All of this is a way of saying that the “best” (most convincing, most powerful) portrayals of reality onscreen have nothing to do with their aesthetic strictures. Realism is an aesthetic category; reality, or an impression of reality, may be conveyed through a wide variety of stylistic choices. Camus may be right that the most realistic “film” possible is the one “endlessly projected for us by an invisible apparatus on the screen of the world” (an appraisal which succinctly conveys the power of cinematic looking and spectatorial identification), but he’s wrong when he claims that artists (other than God) are, “of necessity, unfaithful to the real.” The real is something to be experienced, not portrayed absolutely.

Slacker

The Walker Art Center’s upcoming retrospective of Richard Linklater films may shed some unexpected light on this debate. Few would think to label Linklater a “realist” director; he does not typically employ the stylistic or thematic traits we usually associate with realism. But look at his body of work again, and it seems, in a way, that almost all of his movies try to convey reality in their own way.

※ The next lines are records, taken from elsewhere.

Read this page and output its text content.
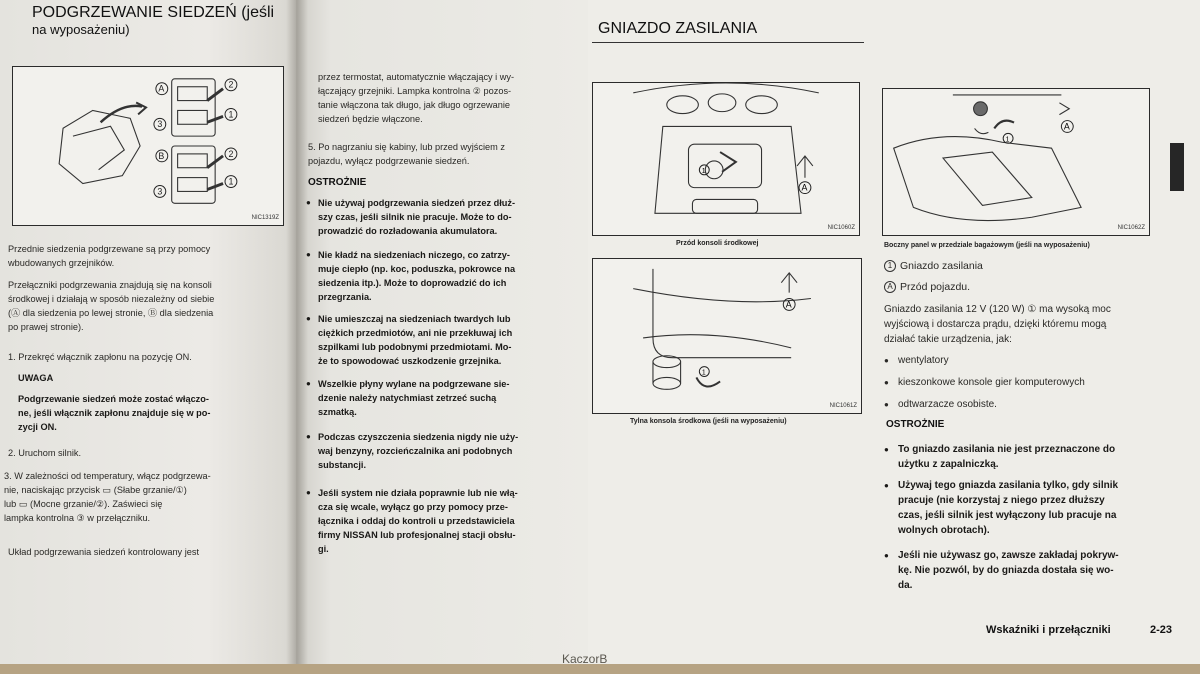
PODGRZEWANIE SIEDZEŃ (jeśli
na wyposażeniu)
A	2
1
3
B	2
1
3
NIC1319Z
Przednie siedzenia podgrzewane są przy pomocy
wbudowanych grzejników.
Przełączniki podgrzewania znajdują się na konsoli
środkowej i działają w sposób niezależny od siebie
(Ⓐ dla siedzenia po lewej stronie, Ⓑ dla siedzenia
po prawej stronie).
1. Przekręć włącznik zapłonu na pozycję ON.
UWAGA
Podgrzewanie siedzeń może zostać włączo-
ne, jeśli włącznik zapłonu znajduje się w po-
zycji ON.
2. Uruchom silnik.
3. W zależności od temperatury, włącz podgrzewa-
nie, naciskając przycisk ▭ (Słabe grzanie/①)
lub ▭ (Mocne grzanie/②). Zaświeci się
lampka kontrolna ③ w przełączniku.
Układ podgrzewania siedzeń kontrolowany jest
przez termostat, automatycznie włączający i wy-
łączający grzejniki. Lampka kontrolna ② pozos-
tanie włączona tak długo, jak długo ogrzewanie
siedzeń będzie włączone.
5. Po nagrzaniu się kabiny, lub przed wyjściem z
pojazdu, wyłącz podgrzewanie siedzeń.
OSTROŻNIE
● Nie używaj podgrzewania siedzeń przez dłuż-
szy czas, jeśli silnik nie pracuje. Może to do-
prowadzić do rozładowania akumulatora.
● Nie kładź na siedzeniach niczego, co zatrzy-
muje ciepło (np. koc, poduszka, pokrowce na
siedzenia itp.). Może to doprowadzić do ich
przegrzania.
● Nie umieszczaj na siedzeniach twardych lub
ciężkich przedmiotów, ani nie przekłuwaj ich
szpilkami lub podobnymi przedmiotami. Mo-
że to spowodować uszkodzenie grzejnika.
● Wszelkie płyny wylane na podgrzewane sie-
dzenie należy natychmiast zetrzeć suchą
szmatką.
● Podczas czyszczenia siedzenia nigdy nie uży-
waj benzyny, rozcieńczalnika ani podobnych
substancji.
● Jeśli system nie działa poprawnie lub nie włą-
cza się wcale, wyłącz go przy pomocy prze-
łącznika i oddaj do kontroli u przedstawiciela
firmy NISSAN lub profesjonalnej stacji obsłu-
gi.
GNIAZDO ZASILANIA
A
1
NIC1060Z
Przód konsoli środkowej
A
1
NIC1061Z
Tylna konsola środkowa (jeśli na wyposażeniu)
A
1
NIC1062Z
Boczny panel w przedziale bagażowym (jeśli na wyposażeniu)
1 Gniazdo zasilania
A Przód pojazdu.
Gniazdo zasilania 12 V (120 W) ① ma wysoką moc
wyjściową i dostarcza prądu, dzięki któremu mogą
działać takie urządzenia, jak:
● wentylatory
● kieszonkowe konsole gier komputerowych
● odtwarzacze osobiste.
OSTROŻNIE
● To gniazdo zasilania nie jest przeznaczone do
użytku z zapalniczką.
● Używaj tego gniazda zasilania tylko, gdy silnik
pracuje (nie korzystaj z niego przez dłuższy
czas, jeśli silnik jest wyłączony lub pracuje na
wolnych obrotach).
● Jeśli nie używasz go, zawsze zakładaj pokryw-
kę. Nie pozwól, by do gniazda dostała się wo-
da.
Wskaźniki i przełączniki	2-23
KaczorB
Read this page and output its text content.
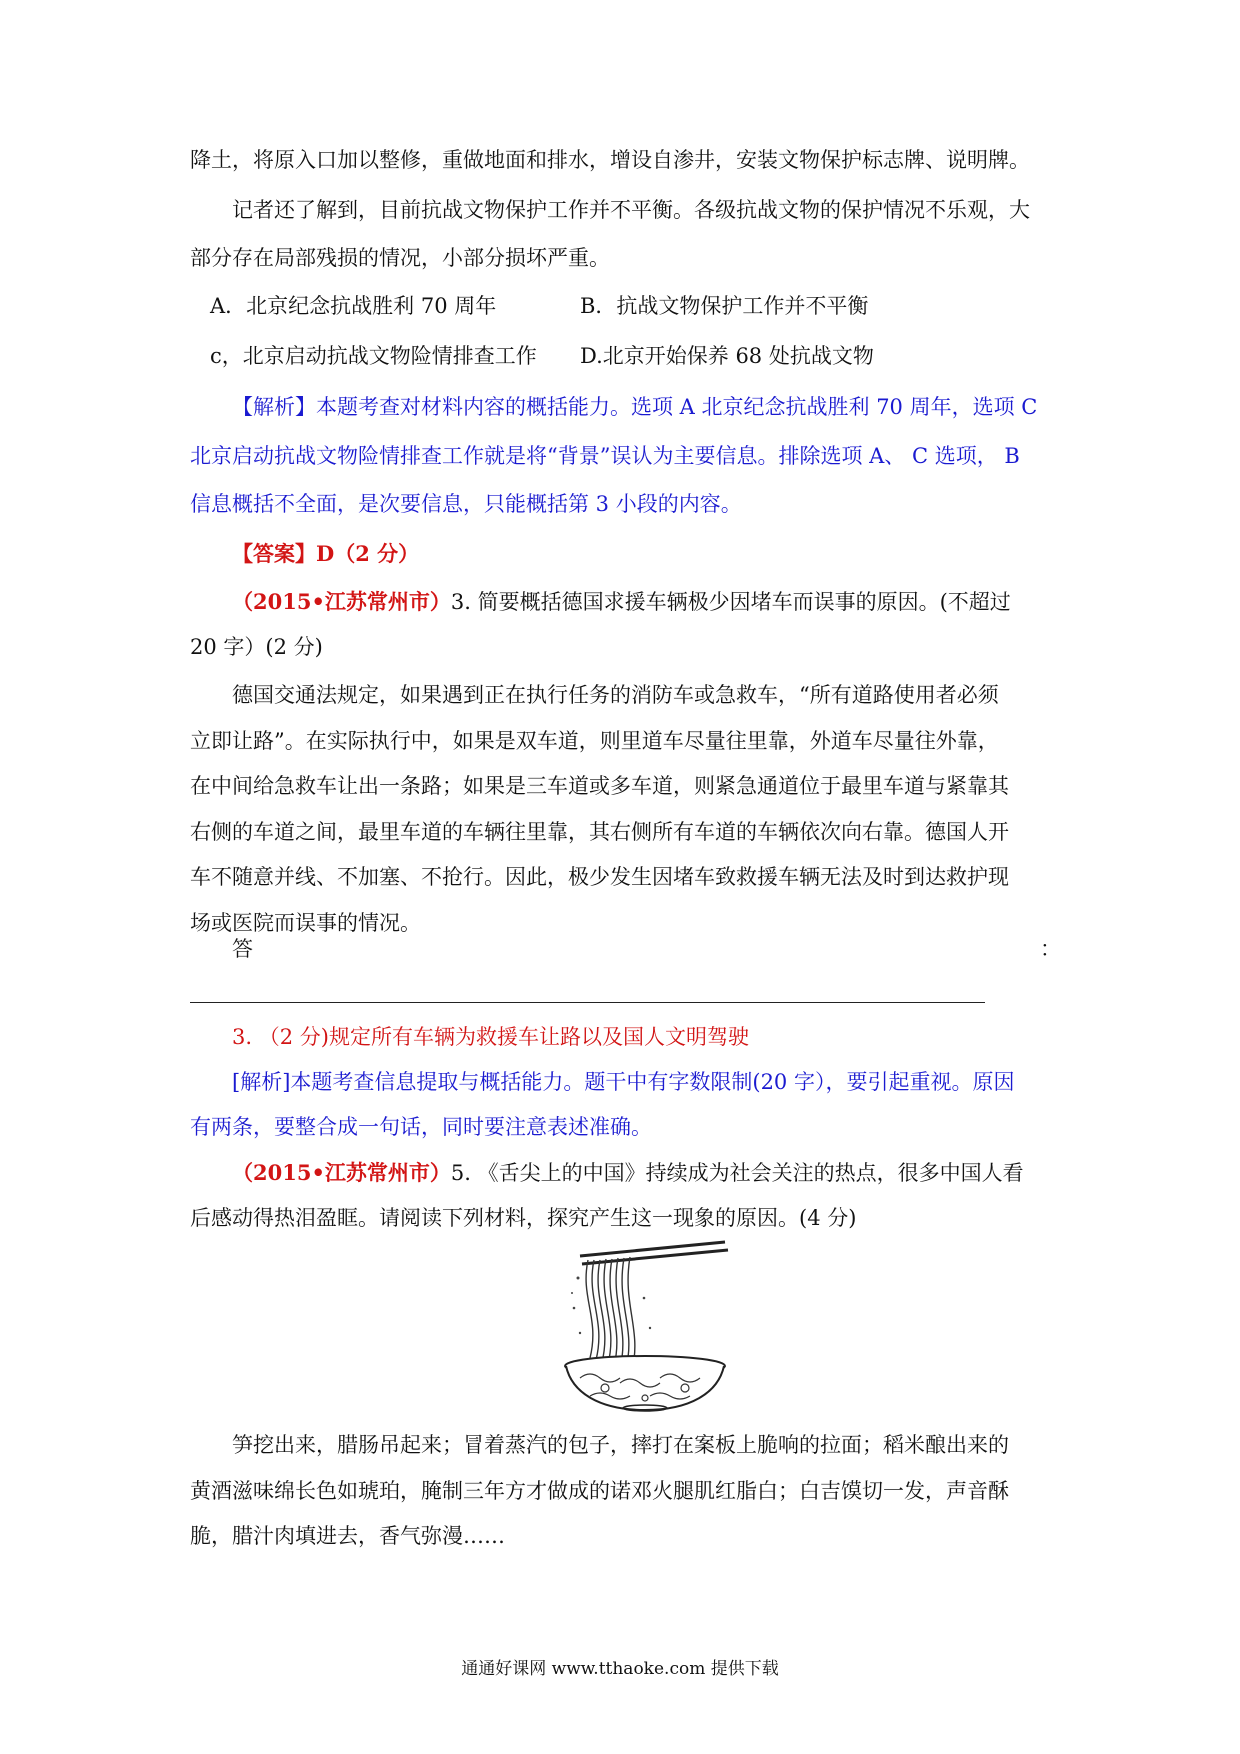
降土，将原入口加以整修，重做地面和排水，增设自渗井，安装文物保护标志牌、说明牌。
记者还了解到，目前抗战文物保护工作并不平衡。各级抗战文物的保护情况不乐观，大
部分存在局部残损的情况，小部分损坏严重。
A．北京纪念抗战胜利 70 周年	B．抗战文物保护工作并不平衡
c，北京启动抗战文物险情排查工作 D.北京开始保养 68 处抗战文物
【解析】本题考查对材料内容的概括能力。选项 A 北京纪念抗战胜利 70 周年，选项 C
北京启动抗战文物险情排查工作就是将“背景”误认为主要信息。排除选项 A、 C 选项， B
信息概括不全面，是次要信息，只能概括第 3 小段的内容。
【答案】D（2 分）
（2015•江苏常州市）3. 简要概括德国求援车辆极少因堵车而误事的原因。(不超过
20 字）(2 分)
德国交通法规定，如果遇到正在执行任务的消防车或急救车，“所有道路使用者必须
立即让路”。在实际执行中，如果是双车道，则里道车尽量往里靠，外道车尽量往外靠，
在中间给急救车让出一条路；如果是三车道或多车道，则紧急通道位于最里车道与紧靠其
右侧的车道之间，最里车道的车辆往里靠，其右侧所有车道的车辆依次向右靠。德国人开
车不随意并线、不加塞、不抢行。因此，极少发生因堵车致救援车辆无法及时到达救护现
场或医院而误事的情况。
答	：
3. （2 分)规定所有车辆为救援车让路以及国人文明驾驶
[解析]本题考查信息提取与概括能力。题干中有字数限制(20 字），要引起重视。原因
有两条，要整合成一句话，同时要注意表述准确。
（2015•江苏常州市）5. 《舌尖上的中国》持续成为社会关注的热点，很多中国人看
后感动得热泪盈眶。请阅读下列材料，探究产生这一现象的原因。(4 分)
笋挖出来，腊肠吊起来；冒着蒸汽的包子，摔打在案板上脆响的拉面；稻米酿出来的
黄酒滋味绵长色如琥珀，腌制三年方才做成的诺邓火腿肌红脂白；白吉馍切一发，声音酥
脆，腊汁肉填进去，香气弥漫……
通通好课网 www.tthaoke.com 提供下载
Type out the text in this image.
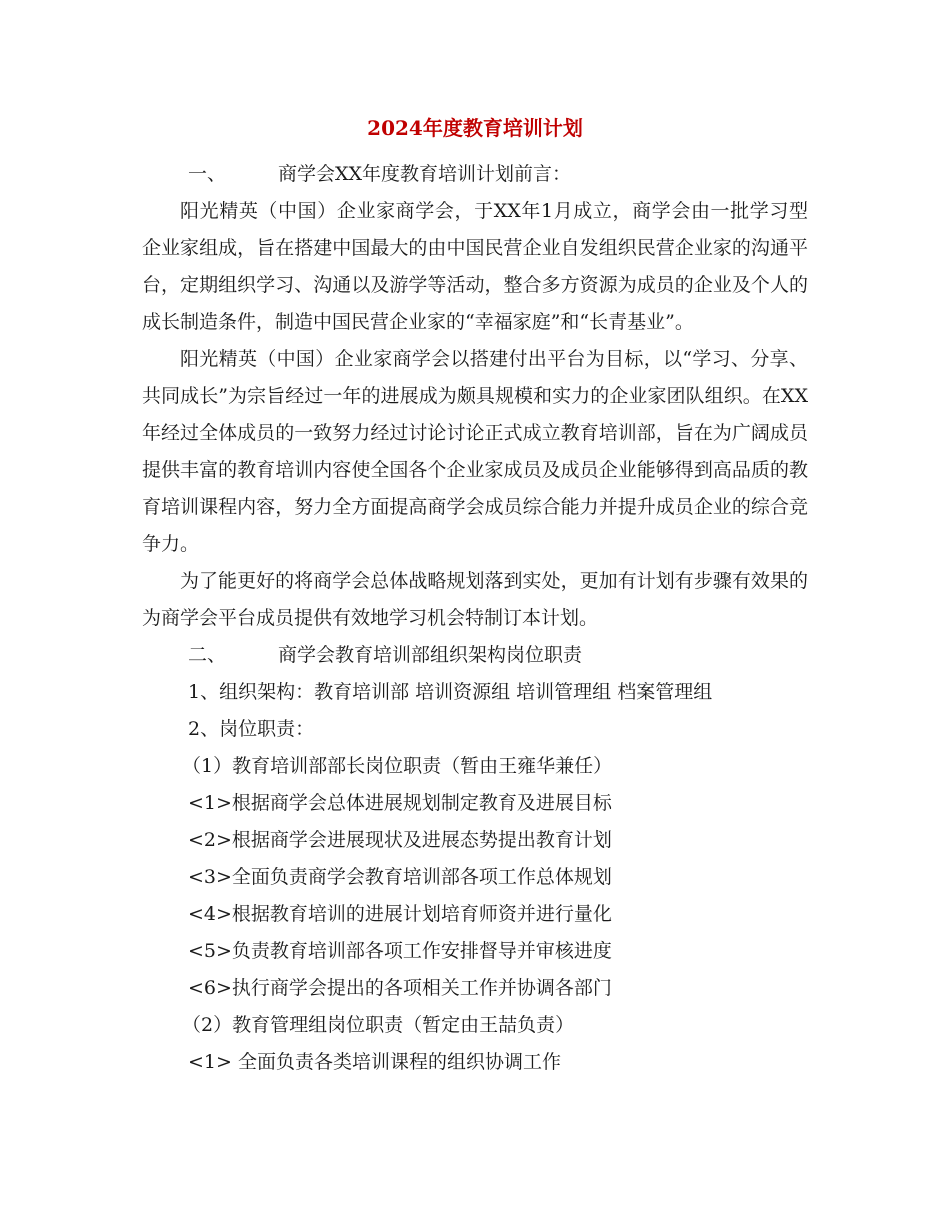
2024年度教育培训计划

一、	商学会XX年度教育培训计划前言：

阳光精英（中国）企业家商学会，于XX年1月成立，商学会由一批学习型企业家组成，旨在搭建中国最大的由中国民营企业自发组织民营企业家的沟通平台，定期组织学习、沟通以及游学等活动，整合多方资源为成员的企业及个人的成长制造条件，制造中国民营企业家的“幸福家庭”和“长青基业”。

阳光精英（中国）企业家商学会以搭建付出平台为目标，以“学习、分享、共同成长”为宗旨经过一年的进展成为颇具规模和实力的企业家团队组织。在XX年经过全体成员的一致努力经过讨论讨论正式成立教育培训部，旨在为广阔成员提供丰富的教育培训内容使全国各个企业家成员及成员企业能够得到高品质的教育培训课程内容，努力全方面提高商学会成员综合能力并提升成员企业的综合竞争力。

为了能更好的将商学会总体战略规划落到实处，更加有计划有步骤有效果的为商学会平台成员提供有效地学习机会特制订本计划。

二、	商学会教育培训部组织架构岗位职责

1、组织架构：教育培训部 培训资源组 培训管理组 档案管理组

2、岗位职责：

（1）教育培训部部长岗位职责（暂由王雍华兼任）

<1>根据商学会总体进展规划制定教育及进展目标

<2>根据商学会进展现状及进展态势提出教育计划

<3>全面负责商学会教育培训部各项工作总体规划

<4>根据教育培训的进展计划培育师资并进行量化

<5>负责教育培训部各项工作安排督导并审核进度

<6>执行商学会提出的各项相关工作并协调各部门

（2）教育管理组岗位职责（暂定由王喆负责）

<1> 全面负责各类培训课程的组织协调工作
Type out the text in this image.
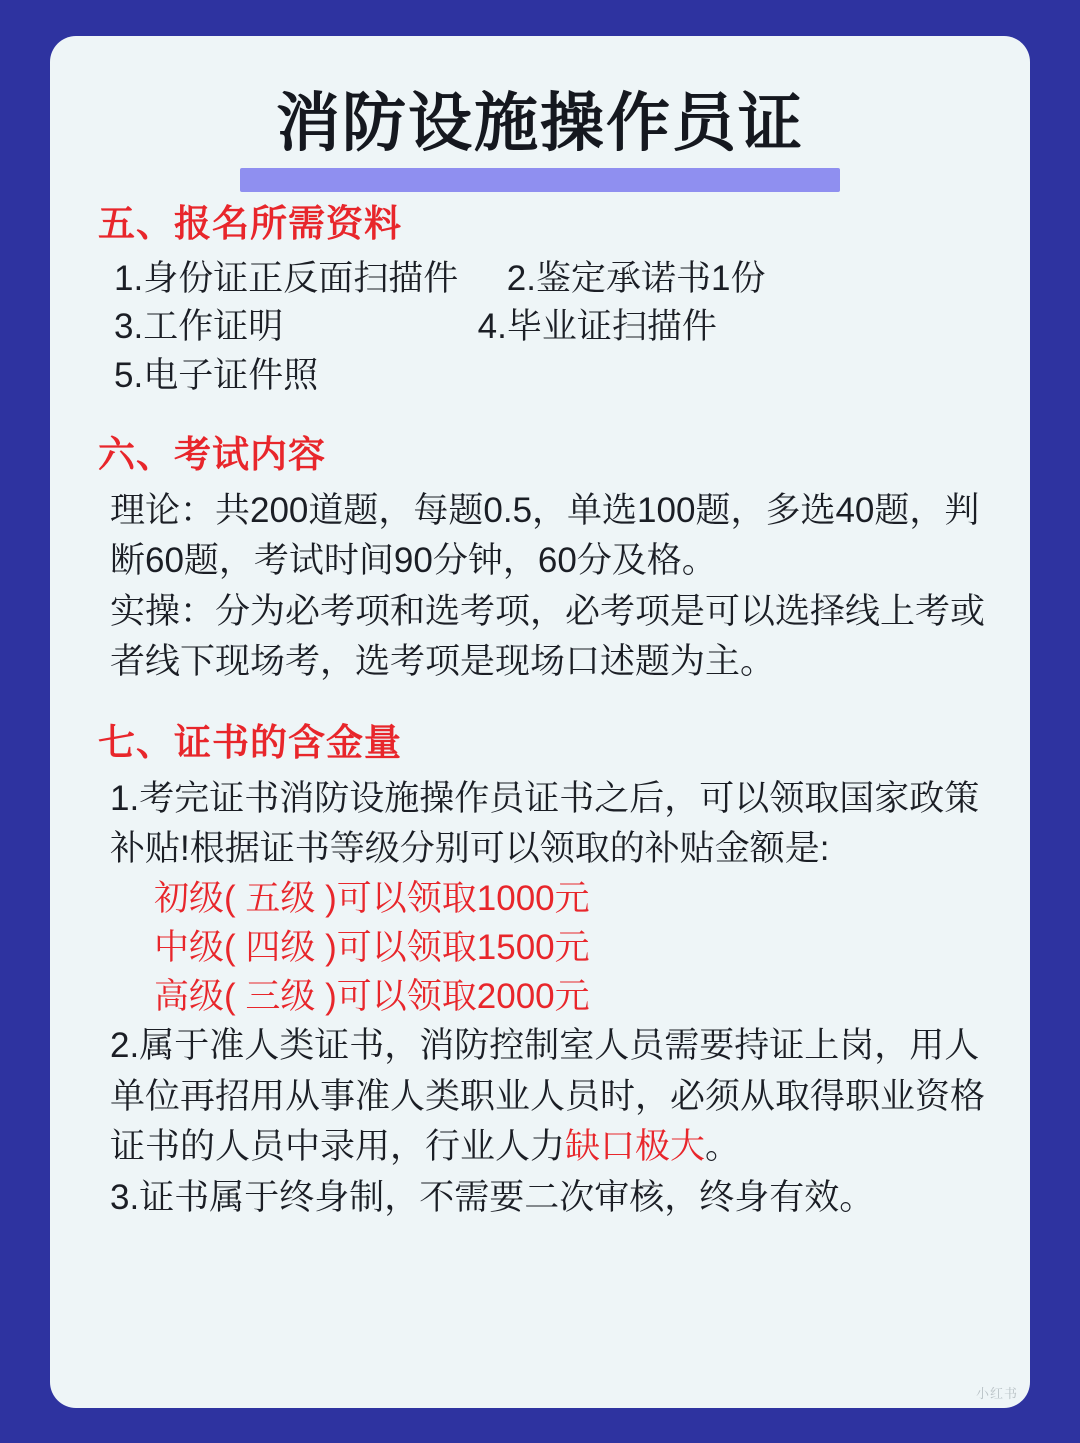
消防设施操作员证
五、报名所需资料
1.身份证正反面扫描件     2.鉴定承诺书1份
3.工作证明                    4.毕业证扫描件
5.电子证件照
六、考试内容
理论：共200道题，每题0.5，单选100题，多选40题，判断60题，考试时间90分钟，60分及格。
实操：分为必考项和选考项，必考项是可以选择线上考或者线下现场考，选考项是现场口述题为主。
七、证书的含金量
1.考完证书消防设施操作员证书之后，可以领取国家政策补贴!根据证书等级分别可以领取的补贴金额是:
初级( 五级 )可以领取1000元
中级( 四级 )可以领取1500元
高级( 三级 )可以领取2000元
2.属于准人类证书，消防控制室人员需要持证上岗，用人单位再招用从事准人类职业人员时，必须从取得职业资格证书的人员中录用，行业人力缺口极大。
3.证书属于终身制，不需要二次审核，终身有效。
小红书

Slacker jumps between an eclectic assortment of realistically flighty Austinites; Before Sunrise and Before Sunset use long takes and a gracefully observational camera to bear witness to endearingly awkward conversation (and, by being released about a decade apart, also bear witness to the passing of time and how aging changes us in small but significant ways); Tape uses raw digital video to give expression to its characters’ hostilities and desperation; subUrbia, with its heavily-scripted pronouncements of suburban ennui, tries to give urgent voice to a specific time and place; Dazed and Confused, maybe Linklater’s most pleasurable and sheerest comedy, nails the singular joys, alienations, friendships, and bright sense of expectation of the high school (and immediate post-high school existence) in 1976; and Waking Life, seemingly the most unrealistic selection in our retrospective, hyperbolically illustrates the most nagging, unanswerable questions we face as individuals going through everyday lives. (Linklater’s other films display an even further interest in tackling the mysteries and difficulties of human life—not least of them Boyhood, which Linklater has been filming periodically since 2001, and which is set to be completed in 2015. By filming certain intervals of the first fourteen years of a young boy’s life, Boyhood offers maybe the clearest example yet of Linklater’s striving for an impressionistic portrayal of the fullness and unpredictability of human life.) These Linklater films employ a wide array of aesthetic, narrative, and conceptual tricks in order to reflect, intuitively and vibrantly, the astounding richness of the human experience. (No wonder Linklater is sometimes labeled as the most humane director currently working in American movies.) As films as widely varied as Jeanne Dielman and Waking Life suggest, reality (as opposed to realism) onscreen takes on a vast number of forms—something which, considering the hugeness and extraordinary polyvalence of human life, only seems appropriate.